Yesterday was our rest day. After two days really hammering Tokyo and Tokyo hammering us back we thought we’d take the day and relax. With a Shinkansen to take the following day, we took the opportunity to do our laundry and, as the laundrette was conveniently next door to an onsen, we thought we’d have a shot at that too.
Even the most traditional things here, like hot spring bathing, are frequently adulterated by technology, so the first thing to navigate was the vending machine selling entry tickets for a few hundred yen. Shoes off and into a locker at the entrance and then we hand the automatically printed entry ticket to the not-so-automatic girl at the front desk. She directs us left to the manly-man side of the baths. Inside is a gaggle of men stripping off or putting clothes back on, most are already butt naked and fussing about with combs or towels. We follow suit and stuff our belongings into another locker and head through a sliding door into the bathing area proper.

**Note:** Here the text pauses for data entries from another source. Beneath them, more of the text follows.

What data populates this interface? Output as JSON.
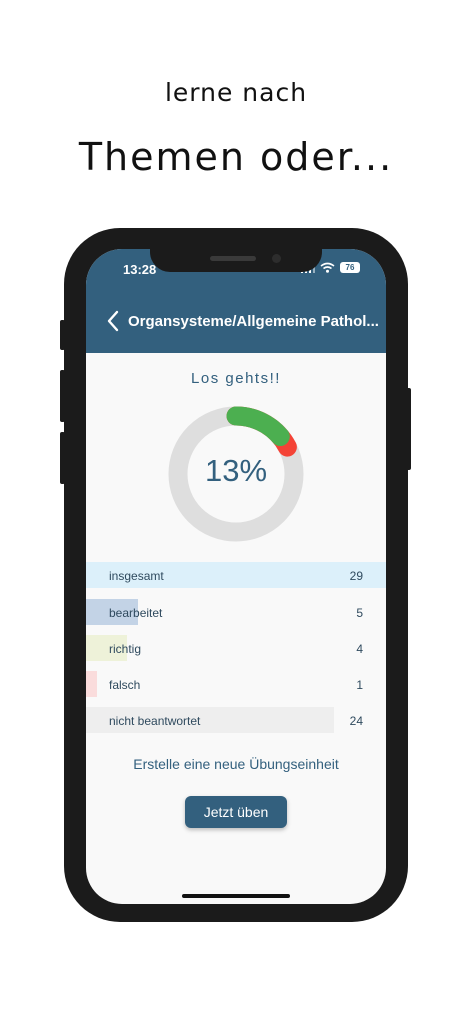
{
  "promo": {
    "line1": "lerne nach",
    "line2": "Themen oder..."
  },
  "status_bar": {
    "time": "13:28",
    "battery": "76"
  },
  "header": {
    "title": "Organsysteme/Allgemeine Pathol..."
  },
  "progress": {
    "heading": "Los gehts!!",
    "percent_label": "13%",
    "correct_fraction": 0.138,
    "wrong_fraction": 0.035
  },
  "stats": [
    {
      "label": "insgesamt",
      "value": "29",
      "fraction": 1.0,
      "color": "#dcf0fa"
    },
    {
      "label": "bearbeitet",
      "value": "5",
      "fraction": 0.172,
      "color": "#c3d3e6"
    },
    {
      "label": "richtig",
      "value": "4",
      "fraction": 0.138,
      "color": "#eef2d9"
    },
    {
      "label": "falsch",
      "value": "1",
      "fraction": 0.035,
      "color": "#fadcdc"
    },
    {
      "label": "nicht beantwortet",
      "value": "24",
      "fraction": 0.828,
      "color": "#eeeeee"
    }
  ],
  "cta": {
    "text": "Erstelle eine neue Übungseinheit",
    "button": "Jetzt üben"
  },
  "colors": {
    "accent": "#33607e",
    "correct": "#4caf50",
    "wrong": "#f44336",
    "track": "#dedede"
  }
}
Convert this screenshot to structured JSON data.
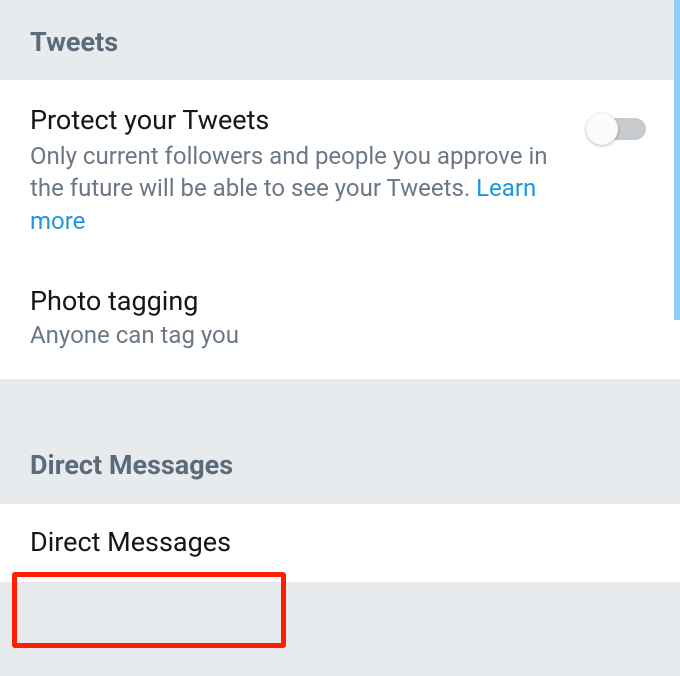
{
  "sections": {
    "tweets": {
      "header": "Tweets",
      "protect": {
        "title": "Protect your Tweets",
        "description_prefix": "Only current followers and people you approve in the future will be able to see your Tweets. ",
        "learn_more": "Learn more",
        "toggle_on": false
      },
      "photo_tagging": {
        "title": "Photo tagging",
        "value": "Anyone can tag you"
      }
    },
    "direct_messages": {
      "header": "Direct Messages",
      "item_label": "Direct Messages"
    }
  }
}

This is pretty much standard stuff you might have seen on TV or in manga. Rows of tiny stools, a plastic bowl to fill with hot water and a steamy mirror. Wash and scrub furiously and rinse off with a shower until no suds remain. It’s terribly bad form, we’re repeatedly informed, to get into the bath dirty or soapy. Once clean I try my hand at the bath. It’s 42 degrees centigrade, which is plenty hot enough to kill ignorant foreigners. I don’t even have baths this hot at home, and I like hot baths! The bath itself was pretty large, though I’ve nothing to compare it to. You could fit ten people in easily, and twenty if you didn’t mind bumping people. I say twenty, but really I mean nineteen since I soon discovered a cruel trick in the bath itself. The back of the bath is shaped like a letter E with three areas where you can lean up against the wall and there are jets of water and whatnot to keep you healthy and happy. The middle one of these was the one I chose to sit in and immediately felt very peculiar. Rob had gotten in by this point and I explained it to him as though I couldn’t feel my hands. It was like there were really strong jets of water but there was no pressure to go with it. I was confused and only realised after evacuating a minute or so later that above my head was a sign “DENKI”. Electricity. The bastards were electrocuting me! Apparently, it’s supposed to replicate the sensation of swimming with electric eels.

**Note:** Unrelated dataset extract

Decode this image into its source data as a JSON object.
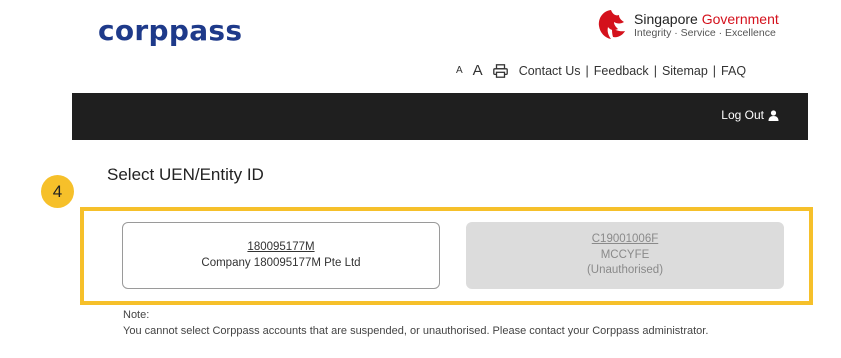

I only lasted four or five minutes in the baths. It’s way too hard to stay in there much longer. I was bright red when I got out and dutifully mocked by Barry who had yet to experience the pain. My second time back in the water I lasted even less time and nearly fainted when I got out and had a dizzying rush of blood away from my head. I wonder how many people die in this way every year, drowning after fainting in hot baths.